It’s not the camera, it’s the photographer.
You can take great photos with a $100 point-and-shoot or a smartphone. You can take lousy photos with a $2,000 DSLR.
OK, before someone sporting a really nice DSLR gets into a huff here, relax, Paul’s Photo Tip 4, coming up in a few days, will be “It’s the Camera.” So the gear-obsessed need not fear, I’ll also argue the other side. There are good points for both.
But back to today’s premise that good photos can be taken with cheap gear.
Personal vision, creativity, skill, practice and more add up to great photos. I know folks who regularly post interesting photos to, say Facebook, that they take with their cell phones. And I mean truly creative shots.
To be honest, I’ve never shot a lot with any of my cell phones over the years, probably because 99% of the time I’m carrying a real camera, be it a pocket-size Elph, or a DSLR. But here are a couple of shots of Canada Place on the Vancouver waterfront taken with an Acer Liquid E (obsolete and no longer in use) back in 2011.
If you look at the history of photography, some of the pioneers took amazing, artistic photographs with very basic equipment, not much beyond a pinhole camera that a kid could make with a cardboard box.
Today we’ve gotten used to auto-everything cameras that produce decent shots most of the time without much thought on our part. But how many of those shots are great ones? Photos that you’d want to enlarge and put on the wall and live with them day after day? (Sorry, your baby or other family members don’t count : -).
The bottom line is, use whatever you have as best you can. Don’t wait until you have a “good” camera. That sort of attitude may have you sitting on the sidelines for a long time.
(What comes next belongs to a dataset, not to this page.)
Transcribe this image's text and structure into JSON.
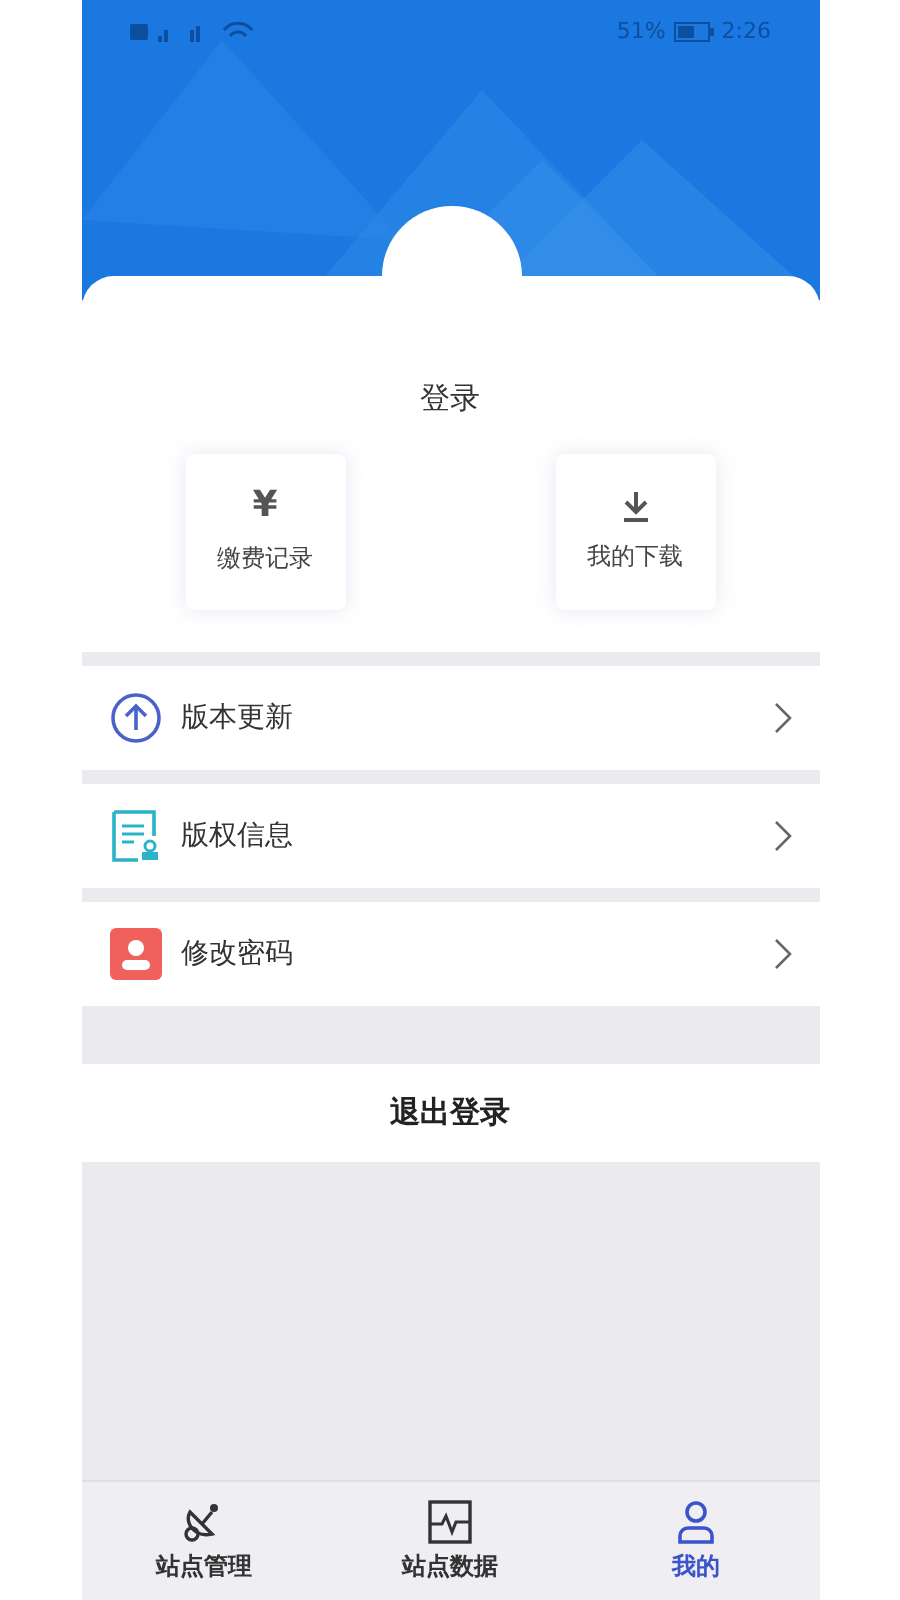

Think of it this way — how many blues guitar greats have you heard of who went out at the age of 12 and bought a $3,000 Gibson, practiced hard, and made it to the top? Yeah, right, none. They went to a pawn shop and for $25 they bought some beat up axe with an action so bad they could barely squeeze a chord out — and they played the hell out of it.
Go for it, with whatever you’ve got.